Adding a few nuts to your daily diet can help keep the weight off. A long-term observational study has revealed that just half a serving of nuts can lower an individual’s risk of obesity.
According to the researchers, substituting unhealthy foods, such as processed meat or potato chips, with half an ounce of nuts may be an effective strategy to avoid the gradual weight gain that is associated with aging.
American adults gain an average of one pound per year, and weight gain of more than four or five pounds is linked to an elevated risk of heart disease, stroke, and diabetes.
While nuts are rich in healthy unsaturated fats, vitamins, minerals, and fiber, they are also high in calories, which makes them an unlikely choice for weight control. However, the new research suggests that the quality of a food may be more important than its quantity.
The analysis was focused on data from hundreds of thousands of healthcare professionals who had participated in three large previous studies, including the Nurses Health Study (NHS).

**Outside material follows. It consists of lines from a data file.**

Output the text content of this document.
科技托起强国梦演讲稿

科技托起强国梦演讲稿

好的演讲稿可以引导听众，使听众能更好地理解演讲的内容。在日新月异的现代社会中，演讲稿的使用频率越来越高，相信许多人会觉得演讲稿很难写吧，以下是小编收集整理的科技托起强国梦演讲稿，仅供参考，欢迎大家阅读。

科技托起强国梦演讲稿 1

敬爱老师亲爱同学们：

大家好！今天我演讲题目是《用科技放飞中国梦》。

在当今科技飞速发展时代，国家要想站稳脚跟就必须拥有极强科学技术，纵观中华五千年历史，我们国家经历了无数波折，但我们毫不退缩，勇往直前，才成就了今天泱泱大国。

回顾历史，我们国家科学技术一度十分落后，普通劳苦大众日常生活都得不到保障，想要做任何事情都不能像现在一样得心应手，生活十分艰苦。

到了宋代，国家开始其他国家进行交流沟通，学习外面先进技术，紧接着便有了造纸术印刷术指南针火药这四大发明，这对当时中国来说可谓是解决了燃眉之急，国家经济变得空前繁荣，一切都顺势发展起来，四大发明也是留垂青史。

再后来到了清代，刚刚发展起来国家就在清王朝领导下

The participants were between the ages of 24 and 70 when they first enrolled, and were followed up with for more than 20 years – reporting on weight, physical activity, and diet. Every four years, the individuals were asked how often they had eaten a one-ounce serving of nuts, including peanuts and peanut butter, over the past year.

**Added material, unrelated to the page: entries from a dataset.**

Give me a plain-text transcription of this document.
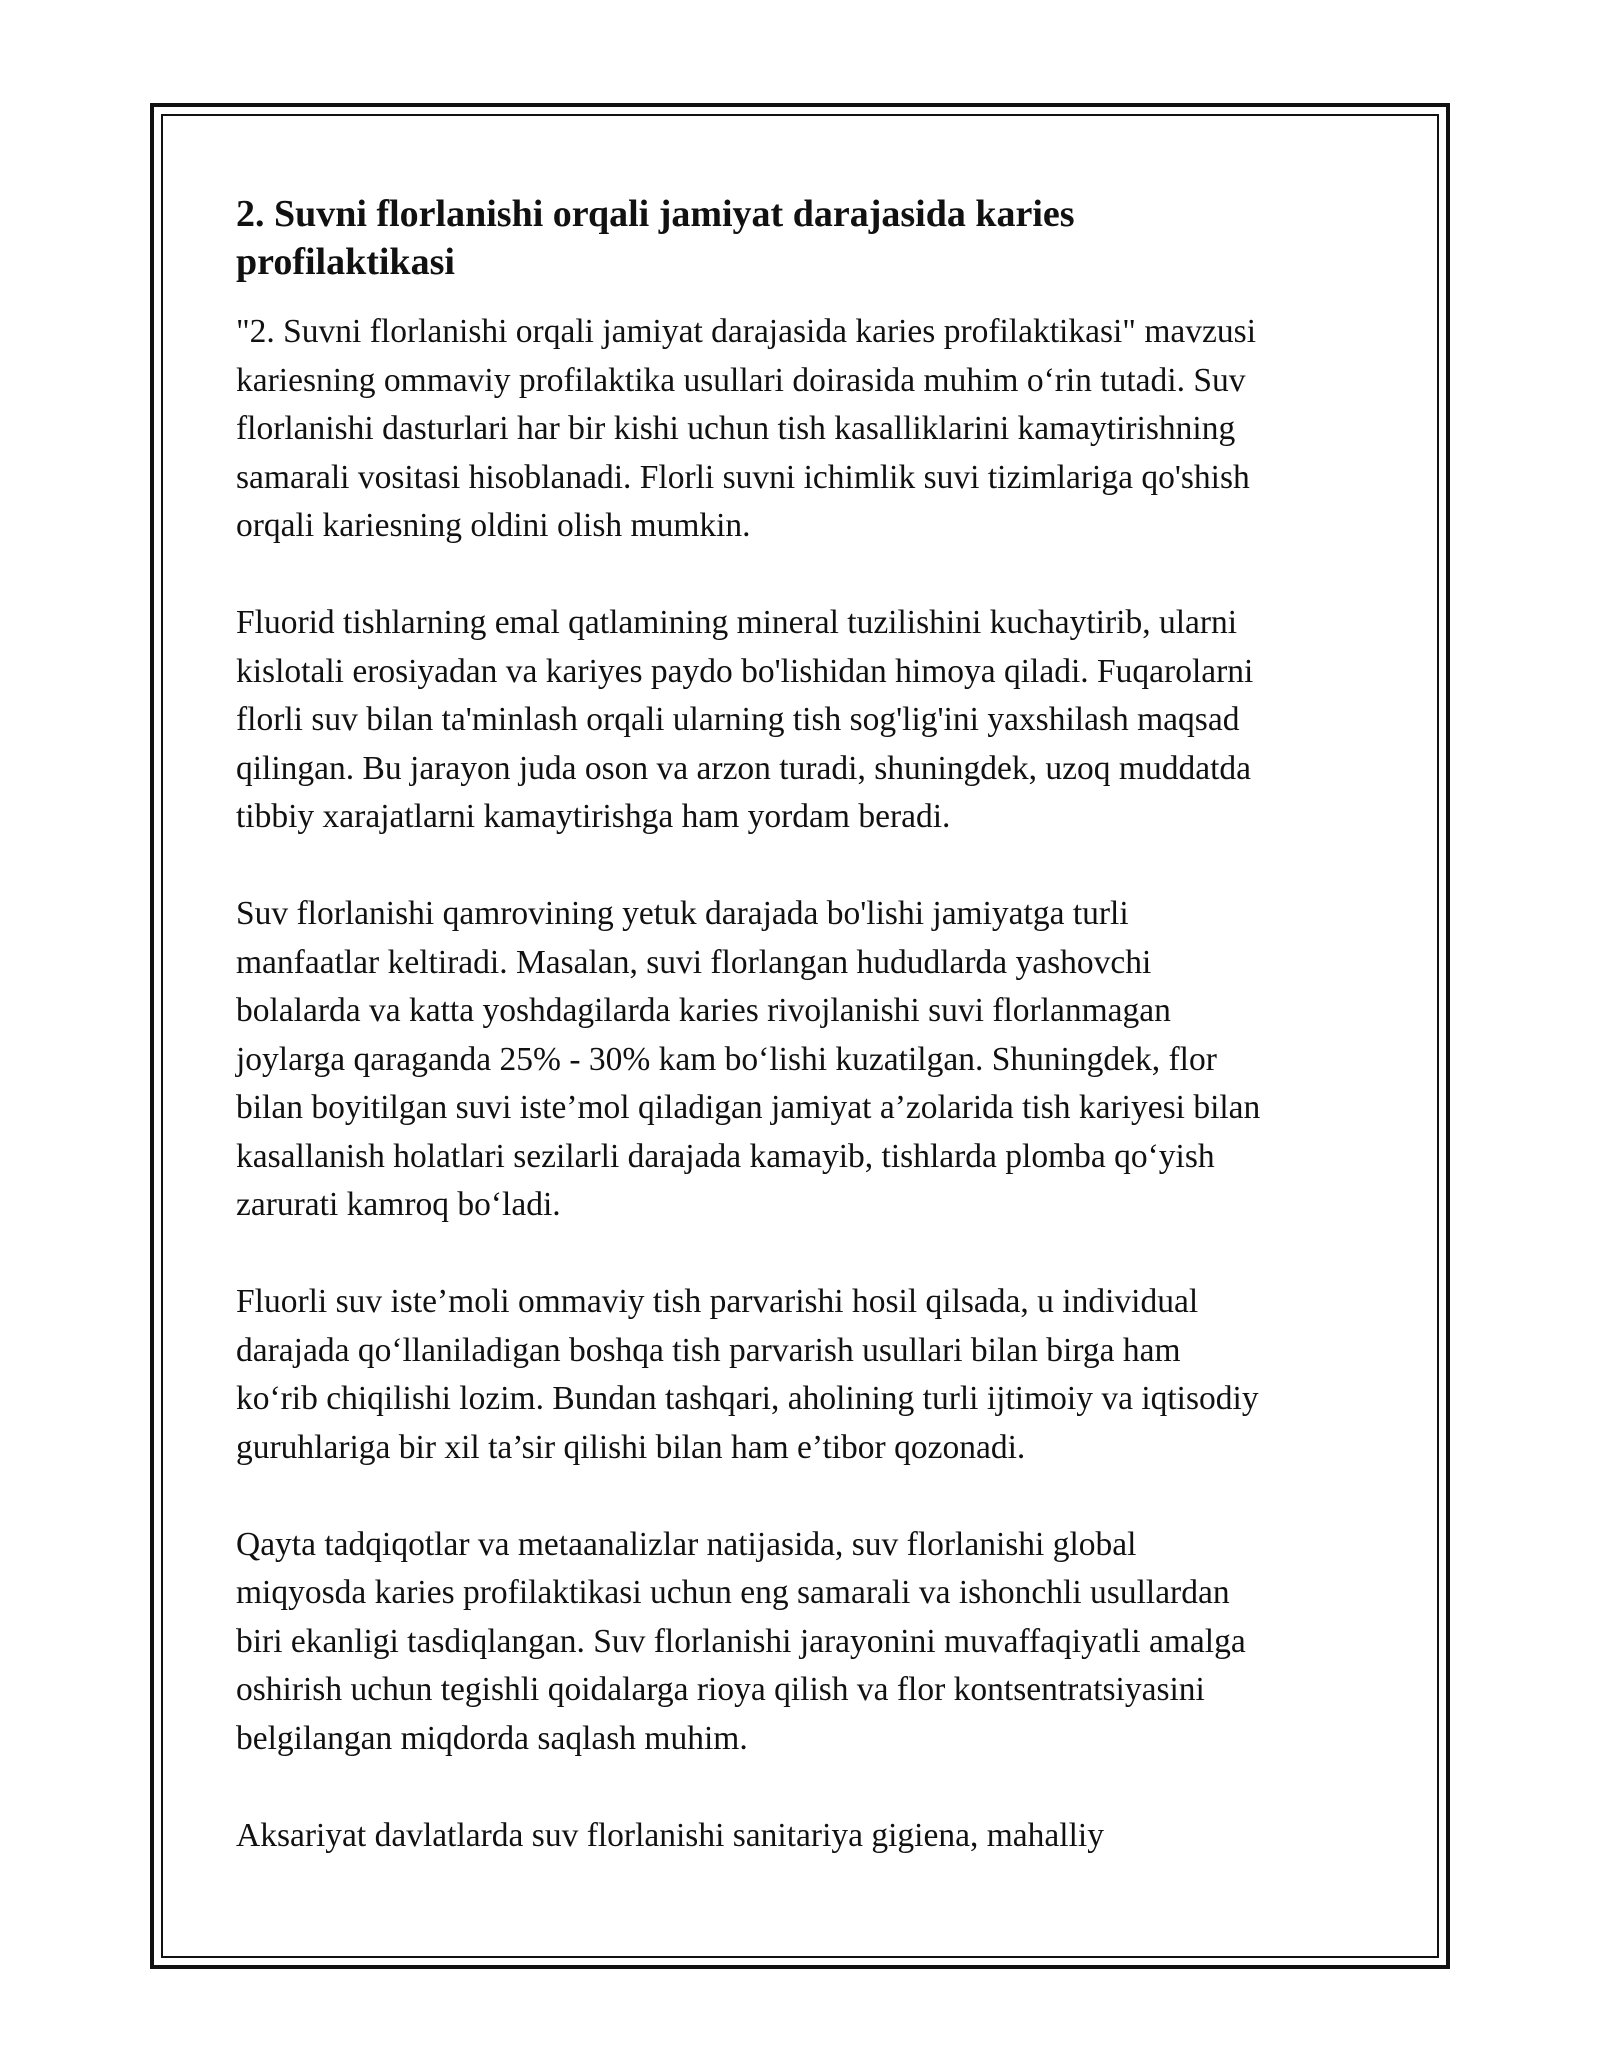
2. Suvni florlanishi orqali jamiyat darajasida karies
profilaktikasi

"2. Suvni florlanishi orqali jamiyat darajasida karies profilaktikasi" mavzusi
kariesning ommaviy profilaktika usullari doirasida muhim o‘rin tutadi. Suv
florlanishi dasturlari har bir kishi uchun tish kasalliklarini kamaytirishning
samarali vositasi hisoblanadi. Florli suvni ichimlik suvi tizimlariga qo'shish
orqali kariesning oldini olish mumkin.

Fluorid tishlarning emal qatlamining mineral tuzilishini kuchaytirib, ularni
kislotali erosiyadan va kariyes paydo bo'lishidan himoya qiladi. Fuqarolarni
florli suv bilan ta'minlash orqali ularning tish sog'lig'ini yaxshilash maqsad
qilingan. Bu jarayon juda oson va arzon turadi, shuningdek, uzoq muddatda
tibbiy xarajatlarni kamaytirishga ham yordam beradi.

Suv florlanishi qamrovining yetuk darajada bo'lishi jamiyatga turli
manfaatlar keltiradi. Masalan, suvi florlangan hududlarda yashovchi
bolalarda va katta yoshdagilarda karies rivojlanishi suvi florlanmagan
joylarga qaraganda 25% - 30% kam bo‘lishi kuzatilgan. Shuningdek, flor
bilan boyitilgan suvi iste’mol qiladigan jamiyat a’zolarida tish kariyesi bilan
kasallanish holatlari sezilarli darajada kamayib, tishlarda plomba qo‘yish
zarurati kamroq bo‘ladi.

Fluorli suv iste’moli ommaviy tish parvarishi hosil qilsada, u individual
darajada qo‘llaniladigan boshqa tish parvarish usullari bilan birga ham
ko‘rib chiqilishi lozim. Bundan tashqari, aholining turli ijtimoiy va iqtisodiy
guruhlariga bir xil ta’sir qilishi bilan ham e’tibor qozonadi.

Qayta tadqiqotlar va metaanalizlar natijasida, suv florlanishi global
miqyosda karies profilaktikasi uchun eng samarali va ishonchli usullardan
biri ekanligi tasdiqlangan. Suv florlanishi jarayonini muvaffaqiyatli amalga
oshirish uchun tegishli qoidalarga rioya qilish va flor kontsentratsiyasini
belgilangan miqdorda saqlash muhim.

Aksariyat davlatlarda suv florlanishi sanitariya gigiena, mahalliy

In all three studies, average nut consumption slowly yet steadily increased. The researchers determined that an increase in the consumption of any type of nut by half a serving a day was associated with a 15-percent lower risk of gradual weight gain and obesity.
Those who consistently increased their nut intake by more than half a serving a day were found to have a 23-percent lower risk of weight gain and obesity.
“In addition to the impact on human health, using environmentally friendly plant-based protein, such as nuts and seeds to replace animal sources of protein may contribute to the promotion of a global sustainable food system,” wrote the study authors.
The study is published in the journal BMJ Nutrition, Prevention & Health.